Partager l'article ! catastrophe climatique possible?: Je pensais encore, il y a quelque temps, qu ...
Je pensais encore, il y a quelque temps, que la sensibilité climatique était plutôt dans la partie basse de la fourchette 2-4°C établie par le GIEC dans son dernier rapport.
C'est vraisemblablement l'influence de la stagnation actuelle des températures qui m'influençait dans ce sens.
La nouvelle étude du Berkeley Earth apporte cependant des éléments inquiétants qui iraient dans le sens d'une sensibilité très élevée entraînant un changement climatique aux conséquences catastrophiques.
Cette conclusion, qui m'est propre, est issue d'hypothèses simplificatrices et des calculs habituels effectués ici sur lesquels je ne reviendrai pas mais qui sont précisés un peu partout dans le blog.
Il s'agit principalement d'une reconstruction de températures des terres depuis 1753 à partir de données instrumentales.
Ces données sont partielles au tout début puis concernent une partie de plus en plus grande des surfaces continentales.
On peut suivre l'évolution de ces surfaces dans cette vidéo.
En parallèle avec cette reconstruction les auteurs établissent un fit simple de l'évolution de la température à partir du CO2 seul et des volcans.
La courbe rouge ci-dessous représente ce fit alors que la courbe noire est la moyenne décennale de la reconstruction et le domaine grisé l'intervalle de 95% de confiance.
Evidemment, les oscillations de la température reconstruite sont fortes en début de courbe.

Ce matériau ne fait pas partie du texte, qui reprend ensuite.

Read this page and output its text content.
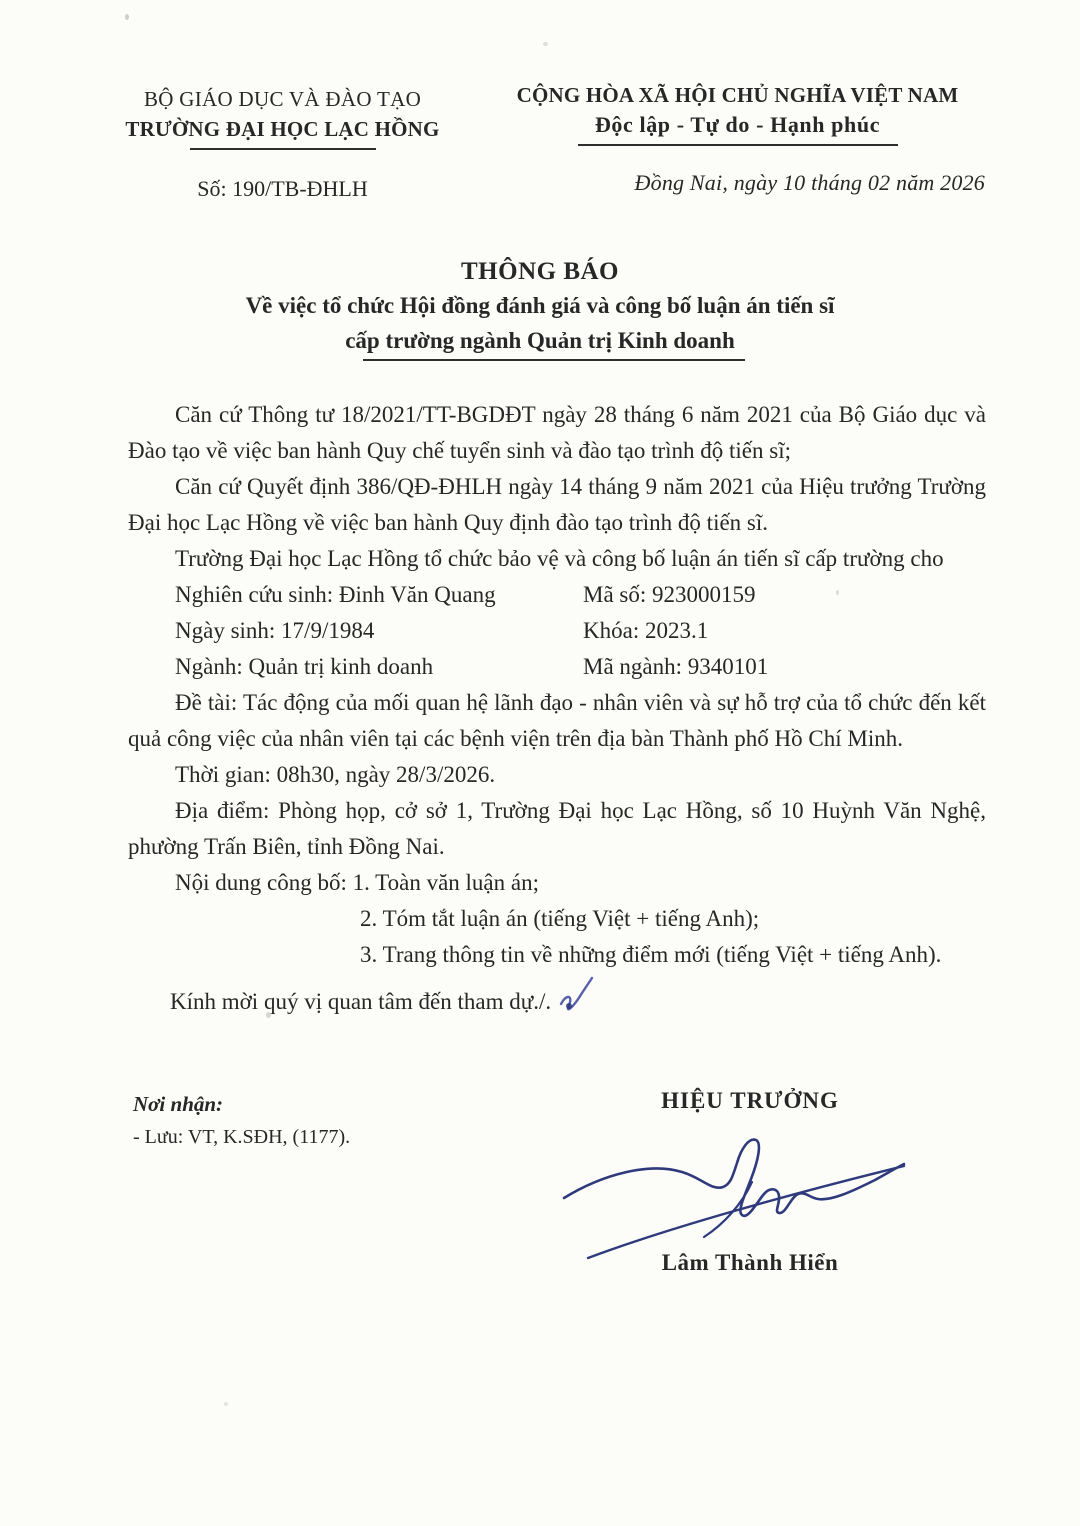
BỘ GIÁO DỤC VÀ ĐÀO TẠO
TRƯỜNG ĐẠI HỌC LẠC HỒNG
Số: 190/TB-ĐHLH
CỘNG HÒA XÃ HỘI CHỦ NGHĨA VIỆT NAM
Độc lập - Tự do - Hạnh phúc
Đồng Nai, ngày 10 tháng 02 năm 2026
THÔNG BÁO
Về việc tổ chức Hội đồng đánh giá và công bố luận án tiến sĩ
cấp trường ngành Quản trị Kinh doanh

Căn cứ Thông tư 18/2021/TT-BGDĐT ngày 28 tháng 6 năm 2021 của Bộ Giáo dục và Đào tạo về việc ban hành Quy chế tuyển sinh và đào tạo trình độ tiến sĩ;

Căn cứ Quyết định 386/QĐ-ĐHLH ngày 14 tháng 9 năm 2021 của Hiệu trưởng Trường Đại học Lạc Hồng về việc ban hành Quy định đào tạo trình độ tiến sĩ.

Trường Đại học Lạc Hồng tổ chức bảo vệ và công bố luận án tiến sĩ cấp trường cho

Nghiên cứu sinh: Đinh Văn Quang	Mã số: 923000159
Ngày sinh: 17/9/1984	Khóa: 2023.1
Ngành: Quản trị kinh doanh	Mã ngành: 9340101

Đề tài: Tác động của mối quan hệ lãnh đạo - nhân viên và sự hỗ trợ của tổ chức đến kết quả công việc của nhân viên tại các bệnh viện trên địa bàn Thành phố Hồ Chí Minh.

Thời gian: 08h30, ngày 28/3/2026.

Địa điểm: Phòng họp, cở sở 1, Trường Đại học Lạc Hồng, số 10 Huỳnh Văn Nghệ, phường Trấn Biên, tỉnh Đồng Nai.

Nội dung công bố: 1. Toàn văn luận án;

2. Tóm tắt luận án (tiếng Việt + tiếng Anh);
3. Trang thông tin về những điểm mới (tiếng Việt + tiếng Anh).
Kính mời quý vị quan tâm đến tham dự./.
Nơi nhận:
- Lưu: VT, K.SĐH, (1177).
HIỆU TRƯỞNG
Lâm Thành Hiển
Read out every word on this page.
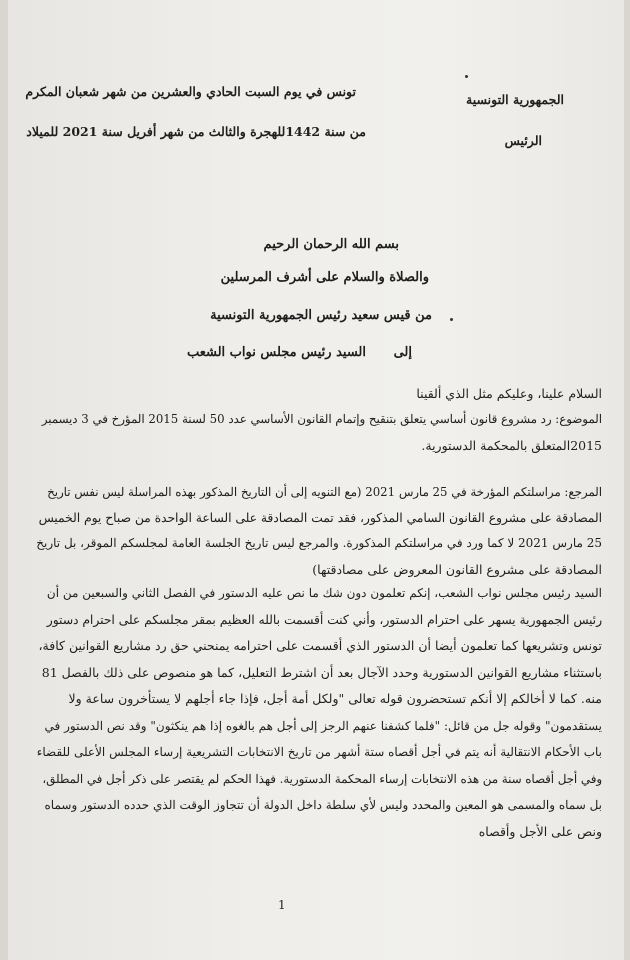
الجمهورية التونسية
الرئيس
تونس في يوم السبت الحادي والعشرين من شهر شعبان المكرم
من سنة 1442للهجرة والثالث من شهر أفريل سنة 2021 للميلاد
بسم الله الرحمان الرحيم
والصلاة والسلام على أشرف المرسلين
من قيس سعيد رئيس الجمهورية التونسية
إلى
السيد رئيس مجلس نواب الشعب
السلام علينا، وعليكم مثل الذي ألقينا
الموضوع: رد مشروع قانون أساسي يتعلق بتنقيح وإتمام القانون الأساسي عدد 50 لسنة 2015 المؤرخ في 3 ديسمبر
2015المتعلق بالمحكمة الدستورية.
المرجع: مراسلتكم المؤرخة في 25 مارس 2021 (مع التنويه إلى أن التاريخ المذكور بهذه المراسلة ليس نفس تاريخ
المصادقة على مشروع القانون السامي المذكور، فقد تمت المصادقة على الساعة الواحدة من صباح يوم الخميس
25 مارس 2021 لا كما ورد في مراسلتكم المذكورة. والمرجع ليس تاريخ الجلسة العامة لمجلسكم الموقر، بل تاريخ
المصادقة على مشروع القانون المعروض على مصادقتها)
السيد رئيس مجلس نواب الشعب، إنكم تعلمون دون شك ما نص عليه الدستور في الفصل الثاني والسبعين من أن
رئيس الجمهورية يسهر على احترام الدستور، وأني كنت أقسمت بالله العظيم بمقر مجلسكم على احترام دستور
تونس وتشريعها كما تعلمون أيضا أن الدستور الذي أقسمت على احترامه يمنحني حق رد مشاريع القوانين كافة،
باستثناء مشاريع القوانين الدستورية وحدد الآجال بعد أن اشترط التعليل، كما هو منصوص على ذلك بالفصل 81
منه. كما لا أخالكم إلا أنكم تستحضرون قوله تعالى "ولكل أمة أجل، فإذا جاء أجلهم لا يستأخرون ساعة ولا
يستقدمون" وقوله جل من قائل: "فلما كشفنا عنهم الرجز إلى أجل هم بالغوه إذا هم ينكثون" وقد نص الدستور في
باب الأحكام الانتقالية أنه يتم في أجل أقصاه ستة أشهر من تاريخ الانتخابات التشريعية إرساء المجلس الأعلى للقضاء
وفي أجل أقصاه سنة من هذه الانتخابات إرساء المحكمة الدستورية. فهذا الحكم لم يقتصر على ذكر أجل في المطلق،
بل سماه والمسمى هو المعين والمحدد وليس لأي سلطة داخل الدولة أن تتجاوز الوقت الذي حدده الدستور وسماه
ونص على الأجل وأقصاه
1
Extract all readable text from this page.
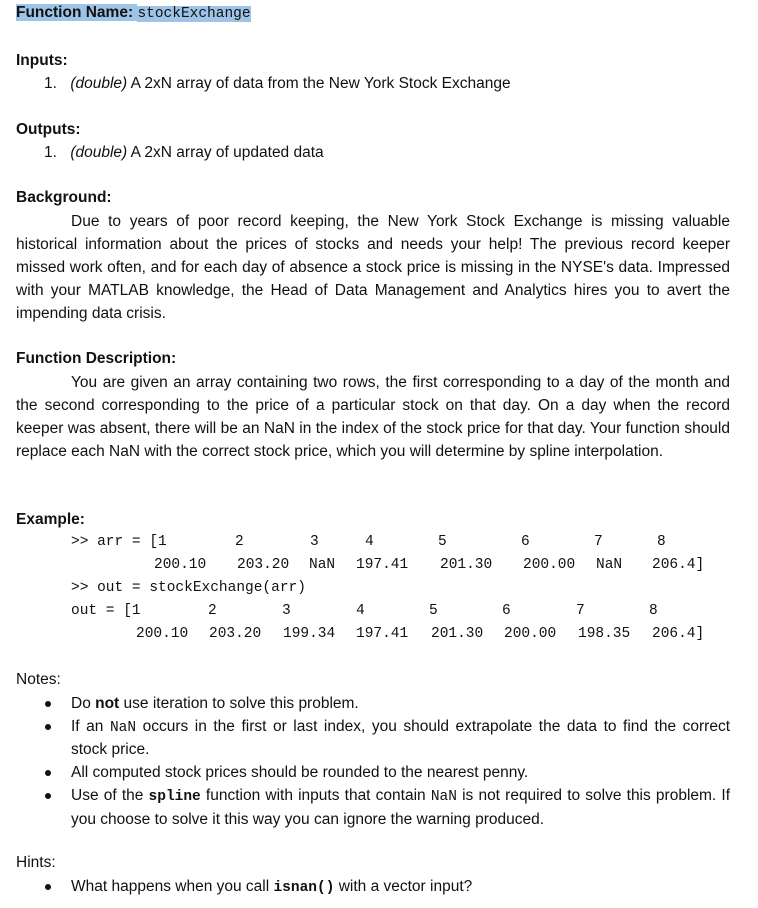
Function Name: stockExchange
Inputs:
1. (double) A 2xN array of data from the New York Stock Exchange
Outputs:
1. (double) A 2xN array of updated data
Background:

Due to years of poor record keeping, the New York Stock Exchange is missing valuable historical information about the prices of stocks and needs your help! The previous record keeper missed work often, and for each day of absence a stock price is missing in the NYSE's data. Impressed with your MATLAB knowledge, the Head of Data Management and Analytics hires you to avert the impending data crisis.

Function Description:

You are given an array containing two rows, the first corresponding to a day of the month and the second corresponding to the price of a particular stock on that day. On a day when the record keeper was absent, there will be an NaN in the index of the stock price for that day. Your function should replace each NaN with the correct stock price, which you will determine by spline interpolation.

Example:
>> arr = [1	2	3	4	5	6	7	8
200.10 203.20 NaN 197.41 201.30 200.00 NaN 206.4]
>> out = stockExchange(arr)
out = [1	2	3	4	5	6	7	8
200.10 203.20 199.34 197.41 201.30 200.00 198.35 206.4]
Notes:
Do not use iteration to solve this problem.
If an NaN occurs in the first or last index, you should extrapolate the data to find the correct stock price.
All computed stock prices should be rounded to the nearest penny.
Use of the spline function with inputs that contain NaN is not required to solve this problem. If you choose to solve it this way you can ignore the warning produced.
Hints:
What happens when you call isnan() with a vector input?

Ceci peut être dû à une insuffisance de surface de mesure ou à des oscillations réelles.
Mais la correspondance entre le fit et la courbe donnant l'allure générale de l'augmentation de température des terres depuis 1753 est saisissante.
Il s'avèrerait donc que la température des terres a augmenté de 1.5°C depuis cette date.
quelques calculs et projections
J'ai utilisé le modèle modifié décrit ici pour contraindre le coefficient de sensibilité, S, avec cette anomalie de 1.5°C.
Pour l'atteindre, avec un fit qui comprend le CO2 uniquement, il faut un coefficient de sensibilité climatique de 1.6 °C.m2/W, correspondant à une sensibilité climatique à l'équilibre de 5.9 °C.
C'est presque le double de la valeur médiane de sensibilité du GIEC AR4 égale à 3.2°C.
Pour aller un peu plus loin j'ai voulu regarder le futur en supposant des émissions "raisonnables" de CO2, provenant de la combustion du carbone fossile.
Ces émissions futures sont estimées à 1000 Gt de 2012 à 2100, et 2150 Gt de 1750 à 2200.
(exprimées en carbone).
Le cycle du carbone utilisé a déjà été décrit ici.
Le scénario d'émissions (avec des Land-Use calibrées) est représenté ci-dessous:
La température des terres simulée, en rouge, ainsi que la reconstruction Berkeley, en noir, sont représentées sur ce graphique:
On atteint 4.5°C d'augmentation en 2100 sur les terres soit 3°C de plus qu'en 2010.
En 2200 on est à 6.4°C, en augmentation.
Ceci en moyenne, avec de fortes disparités régionales (non calculées ici bien sûr mais dont on peut avoir un aperçu dans cet article).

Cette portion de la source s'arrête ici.